Im vorliegenden Fall geht es nicht einmal um "künftige" Ansprüche des Klägers im Sinne des Gesamtvergleichs, sondern um einen Rechtsschutzfall, der bereits vor dem Vergleich, nämlich am 19. Mai 2004 eingetreten war, als das streitgegenständliche Ermittlungsverfahren gegen den Kläger eingeleitet wurde (vgl. § 31 Abs. 5 a RVB 2000). Es ist auch davon auszugehen, dass der Kläger von diesem Verfahren bei Abschluss des Vergleichs Kenntnis hatte, denn am 17. August 2004 fanden in dieser Sache Durchsuchungen in den Wohnungen und Geschäftsräumen des Klägers, seiner Ehefrau und der T. N. statt (vgl. Schlussbericht Hauptzollamt vom 4. Oktober 2005, S. 6 im Verfahren StA Regensburg 153 Js 6363/07). Indes kommt es auf die Kenntnis von einem gegenwärtig oder künftig laufenden Ermittlungsverfahren nach dem Inhalt der Vereinbarung ausdrücklich nicht einmal an.
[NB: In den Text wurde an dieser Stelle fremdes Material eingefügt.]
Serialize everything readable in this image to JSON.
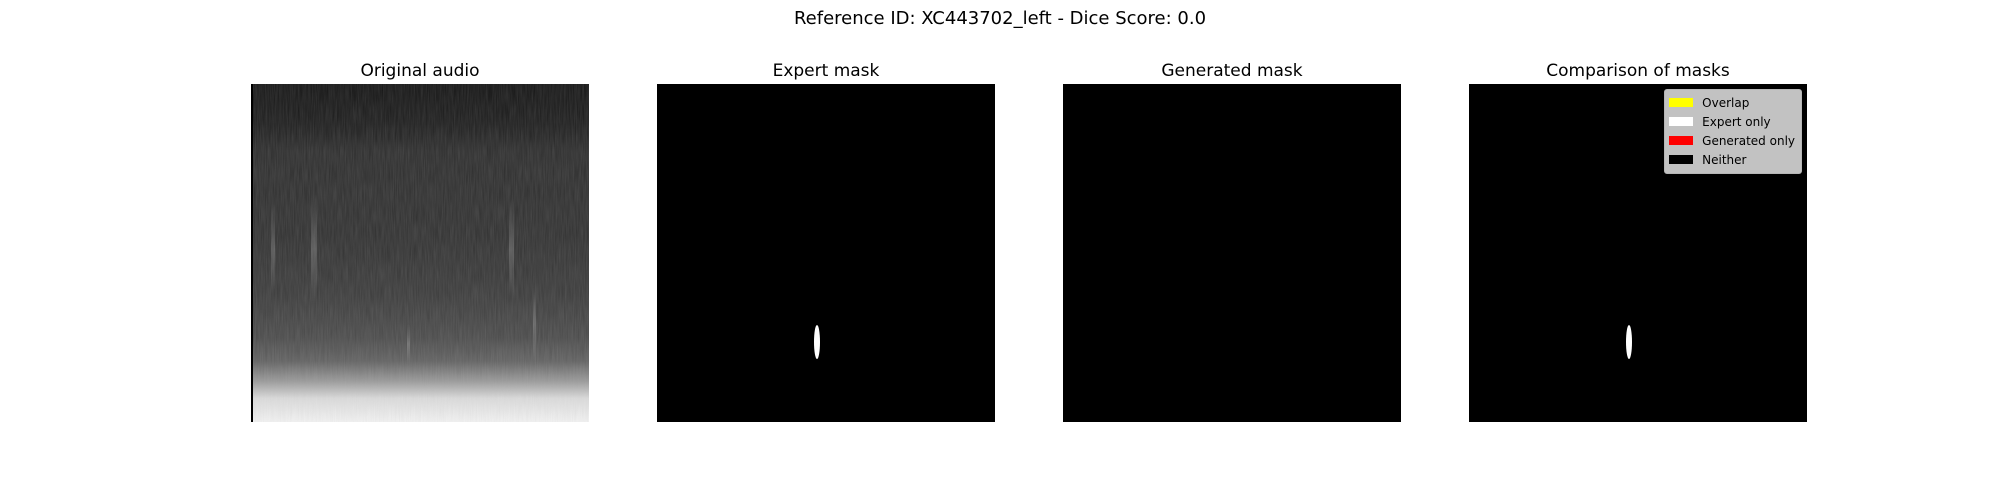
{
  "figure": {
    "title": "Reference ID: XC443702_left - Dice Score: 0.0"
  },
  "panels": [
    {
      "title": "Original audio"
    },
    {
      "title": "Expert mask"
    },
    {
      "title": "Generated mask"
    },
    {
      "title": "Comparison of masks"
    }
  ],
  "legend": {
    "items": [
      {
        "label": "Overlap",
        "color": "#ffff00"
      },
      {
        "label": "Expert only",
        "color": "#ffffff"
      },
      {
        "label": "Generated only",
        "color": "#ff0000"
      },
      {
        "label": "Neither",
        "color": "#000000"
      }
    ]
  }
}
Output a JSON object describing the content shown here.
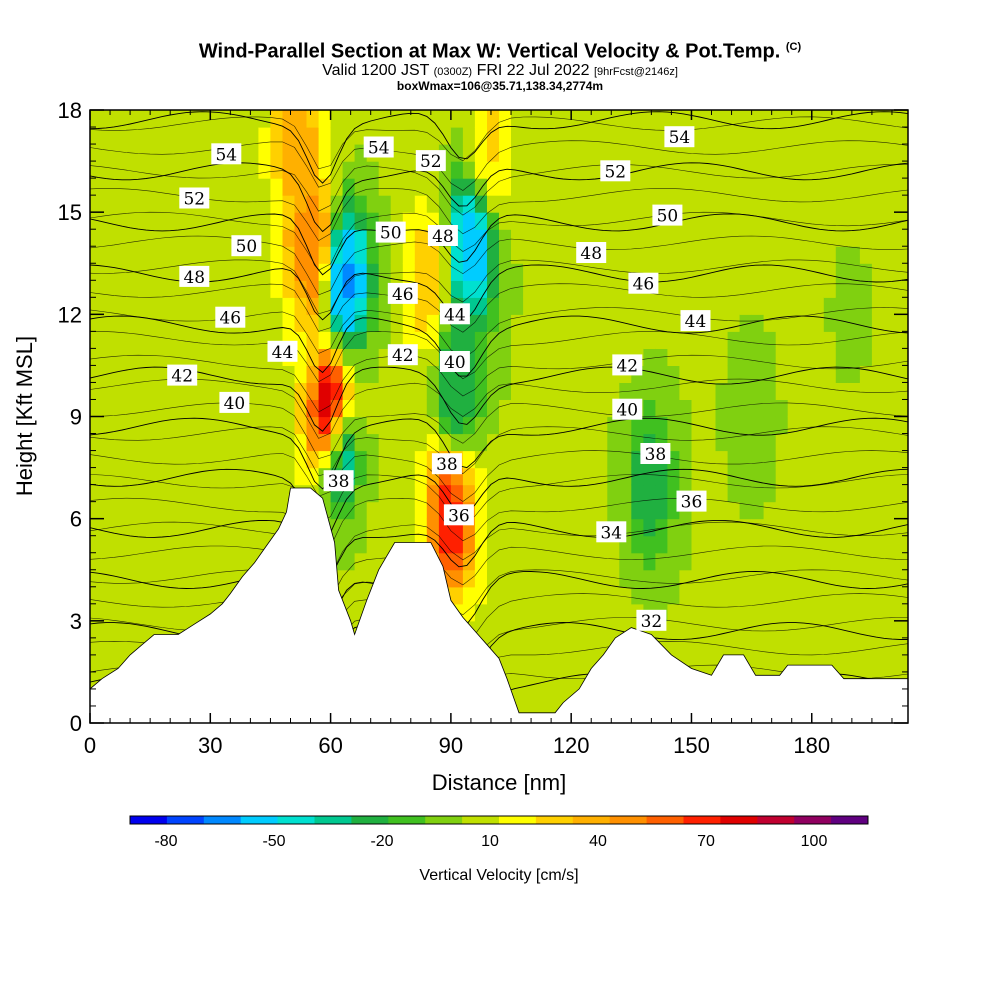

Der Kläger muss sich an dem abgeschlossenen Vergleich festhalten lassen. Er hat ihn - vertreten durch seinen Anwalt - abgeschlossen, obwohl er hierzu mit Blick auf den Gesamtvertrag nicht befugt war, denn infolge der Eröffnung des Insolvenzverfahrens stand damals gemäß § 80 Abs. 1 InsO das alleinige Verfügungsrecht dem Insolvenzverwalter zu. Aus diesem Grund ist diesem gegenüber von einer Unwirksamkeit des Vergleichs auszugehen. Dies wirkt sich allerdings nicht zugunsten des Klägers aus. Soweit er Ansprüche als mitversicherter Betriebsangehöriger geltend gemacht und verglichen hat, kann er sich nicht darauf berufen, es habe ihm an einer Vollmacht des Insolvenzverwalters für den Abschluss des Vergleichs gefehlt (§ 242 BGB). Würde man dies anders sehen, so wäre auch für die Beklagte der Weg zu eventuellen Rückforderungen offen.

Der Kläger behauptet - ohne auf den entscheidenden Absatz im Text des Vergleichs näher einzugehen - eine Abfindung in bezug auf weitere als die bis zum Stichtag angemeldeten Rechtsschutzfälle habe man nicht gewollt, es sei auch nicht erkennbar geworden, dass die Gegenseite dies gewollt habe. Der hierzu angebotene Beweis ist - wie in der mündlichen Verhandlung mitgeteilt - nicht zu erheben, denn auf Umstände, die innere Vorstellung geblieben und für den jeweiligen Vertragspartner nicht erkennbar geworden sind, kommt es nicht an. Eine Vertragsauslegung kann zwar auch zu einem vom Wortlaut abweichenden Ergebnis gelangen, wenn sich ein dies rechtfertigender übereinstimmender Wille der Vertragspartner feststellen lässt (§ 133 BGB). Für einen solchen übereinstimmenden Willen der Parteien trägt der Kläger die Darlegungs- und Beweislast. Ihm obliegt es, Umstände darzulegen und notfalls zu beweisen (vgl. BGH NJW 2001, 144 f), aus denen sich ergibt, dass die Vertragsparteien eine so weit reichende Vereinbarung wie die niedergelegte nicht wollten. Solche Umstände sind nicht dargetan. Darauf, was auf Seiten des Klägervertreters als gewollt erkannt wurde und was für ihn das "Gewollte" war, kann es nur ankommen, soweit dies erkennbar geworden ist. Für eine Erkennbarkeit ist hier nichts ersichtlich. Es kommt hinzu, dass der endgültige Text des Vergleichs nicht mit Abschluss der Verhandlungen formuliert wurde, sondern nachträglich zu Papier gebracht, von beiden Seiten unterschrieben und damit - mit dem niedergelegten Inhalt - akzeptiert wurde. Diesem Text ist jedenfalls eindeutig zu entnehmen, dass die Beklagte eine endgültige, in die Zukunft reichende Regelung wollte. Eine Anfechtung ist nicht erfolgt.

Die prozessualen Nebenentscheidungen folgen aus den §§ 97 Abs. 1, 708 Nr. 10, 713 ZPO.

Ein Anlass, gemäß § 543 Abs. 2 ZPO die Revision zuzulassen, besteht nicht. Die Rechtssache hat keine grundsätzliche Bedeutung. Eine Entscheidung des Revisionsgerichts ist auch nicht zur Fortbildung des Rechts oder zur Sicherung einer einheitlichen Rechtsprechung erforderlich.